The ground was covered in fragments of worked stone, the ruins of an ancient place that she knew without knowing as dim familiarity blended with vague memory. The once-large city existed here as an outline of fallen walls, grown over with thick vines and the old roots of trees. Its only significant feature was a single tower untouched by time or weather. Sameska knew she saw a place of legend and myth, a tale she'd been told as a child and a story some said was as old as the Qurth itself.

The ruins of Jhareat and the tower that survived its fall.

At its base was a woman in red, a stark contrast to the dark greens and heavy grays around her. Sameska was mesmerized by the woman's stare, though she felt naked and humbled under its scrutiny. Then she realized the woman was looking directly at her, or at least seemed to be. Something else was moving in the forest behind Sameska's hovering, spiritlike form.

A muted pulse hummed in the air around her, followed by palpable heat that she knew could only be a construct of her mind. She imagined her body, chilled on the cold stone floor in the rune circle. The pulse grew stronger and closer, pushing through the undergrowth, heedless of thorns and razor vines. Sameska could not see them, yet in great numbers they arrived, out of sight, unbreathing, joining her in the long gaze of the woman in red.

The heat became nearly unbearable, its aura twisting the atmosphere and distorting the faint light. The high oracle wanted to gasp for air but had no mouth, no lungs with which to breathe, and the scene began to dissolve. The rippling air became dark waves as the tower and the strange woman disappeared and Sameska found herself floating above the coastline again, above another little town.

The confusion and vertigo of a dream stole over her as she tried to focus, wanted to yell and scream at the far-away guards on the outer wall, warn them to run, to avoid what was coming. She knew that she was witnessing the present yet nothing could impede the progress of whatever danger crawled toward those gates under the cover of darkness.

CHAPTER FOUR

No warning came, no war-cry to alert the lazy guards, no marching drum to crush the morale of the few defenders there were in Targris. Arrows struck down the five guards watching the western gate. The first crucial moments of the attack passed in quiet peace.

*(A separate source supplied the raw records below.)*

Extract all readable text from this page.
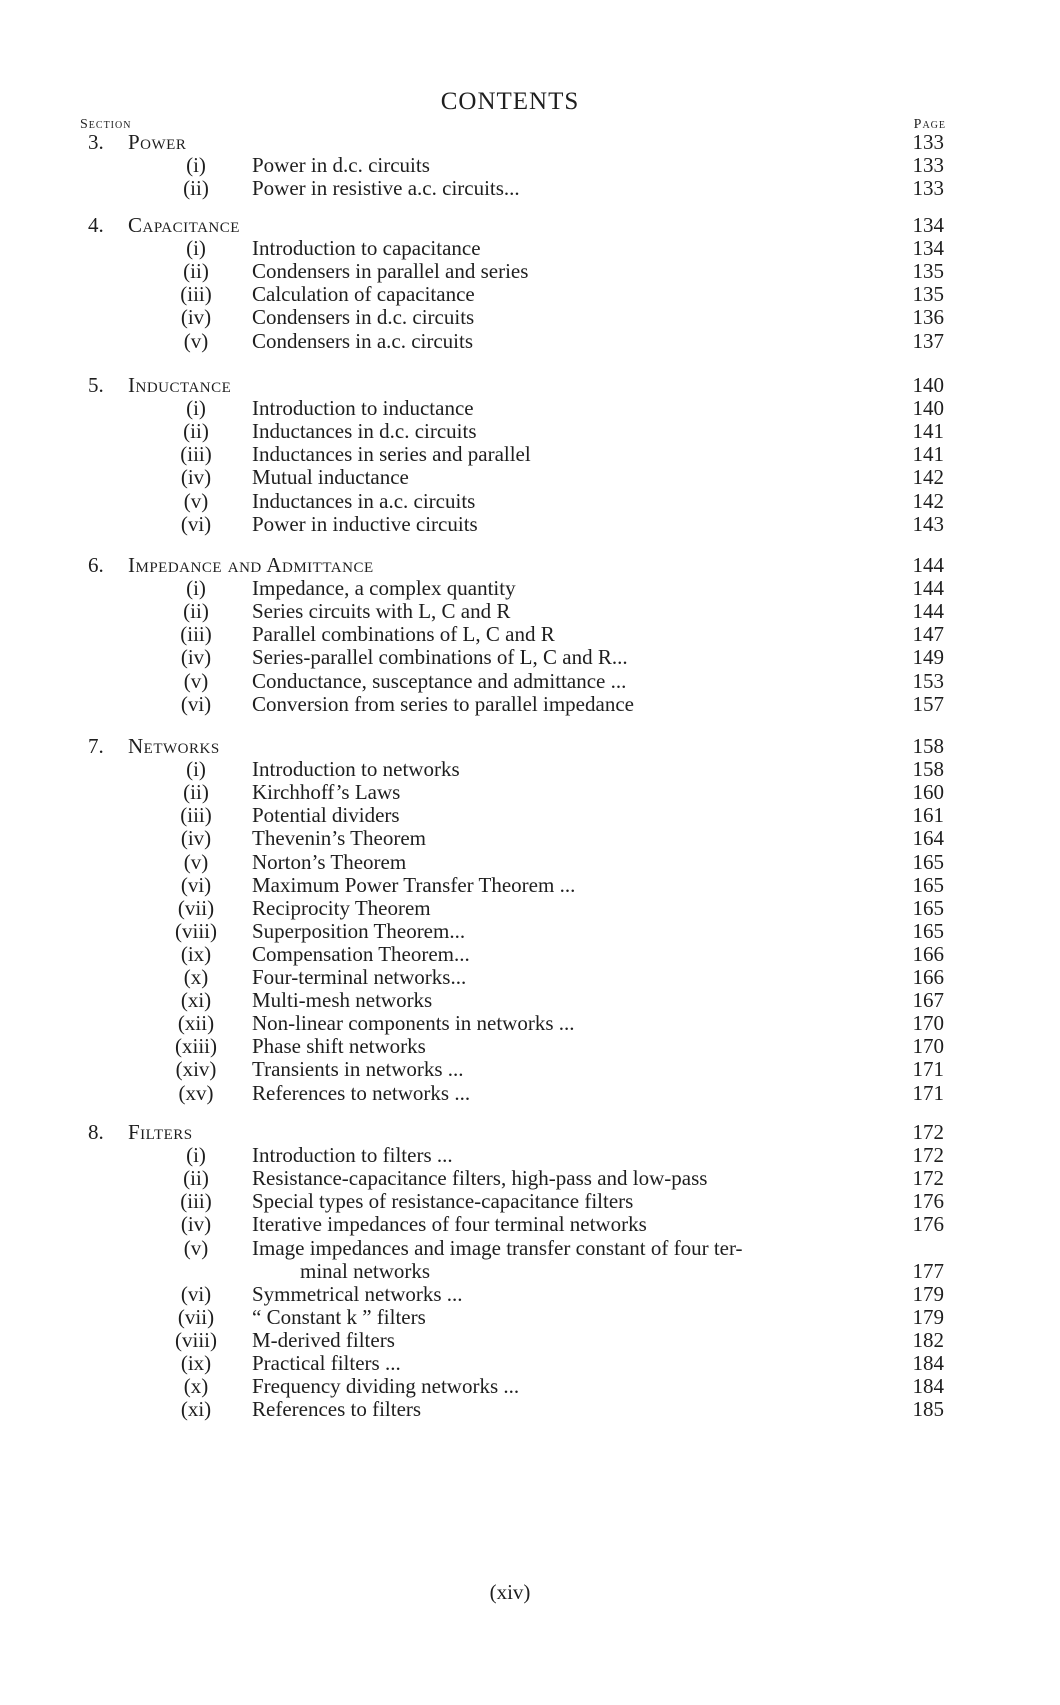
CONTENTS
Section	Page
3. Power	133
(i)	Power in d.c. circuits	133
(ii)	Power in resistive a.c. circuits...	133
4. Capacitance	134
(i)	Introduction to capacitance	134
(ii)	Condensers in parallel and series	135
(iii)	Calculation of capacitance	135
(iv)	Condensers in d.c. circuits	136
(v)	Condensers in a.c. circuits	137
5. Inductance	140
(i)	Introduction to inductance	140
(ii)	Inductances in d.c. circuits	141
(iii)	Inductances in series and parallel	141
(iv)	Mutual inductance	142
(v)	Inductances in a.c. circuits	142
(vi)	Power in inductive circuits	143
6. Impedance and Admittance	144
(i)	Impedance, a complex quantity	144
(ii)	Series circuits with L, C and R	144
(iii)	Parallel combinations of L, C and R	147
(iv)	Series-parallel combinations of L, C and R...	149
(v)	Conductance, susceptance and admittance ...	153
(vi)	Conversion from series to parallel impedance	157
7. Networks	158
(i)	Introduction to networks	158
(ii)	Kirchhoff’s Laws	160
(iii)	Potential dividers	161
(iv)	Thevenin’s Theorem	164
(v)	Norton’s Theorem	165
(vi)	Maximum Power Transfer Theorem ...	165
(vii)	Reciprocity Theorem	165
(viii) Superposition Theorem...	165
(ix)	Compensation Theorem...	166
(x)	Four-terminal networks...	166
(xi)	Multi-mesh networks	167
(xii)	Non-linear components in networks ...	170
(xiii) Phase shift networks	170
(xiv) Transients in networks ...	171
(xv)	References to networks ...	171
8. Filters	172
(i)	Introduction to filters ...	172
(ii)	Resistance-capacitance filters, high-pass and low-pass	172
(iii)	Special types of resistance-capacitance filters	176
(iv)	Iterative impedances of four terminal networks	176
(v)	Image impedances and image transfer constant of four ter-
minal networks	177
(vi)	Symmetrical networks ...	179
(vii)	“ Constant k ” filters	179
(viii) M-derived filters	182
(ix)	Practical filters ...	184
(x)	Frequency dividing networks ...	184
(xi)	References to filters	185
(xiv)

In the streets, people were hurrying home. Merchants packed up their wares. Those quarantined with the blush slept fitfully, disturbed by terrible dreams and fevered delirium. Only a few saw the western gates open-only a few casually turned from mundane tasks to see what merchant caravan or traveling adventurer sought refuge for the night. What they saw froze them in their steps; terror overtook them as bestial creatures rushed forward, baring white fangs and jagged blades.

Those few witnesses ran and hid, too frightened even to scream out, to make themselves targets. The gnolls passed them by, unconcerned with the meek, determined to eliminate the strong. This strategy they were largely unfamiliar with, but their pack leader Gyusk had excelled in it.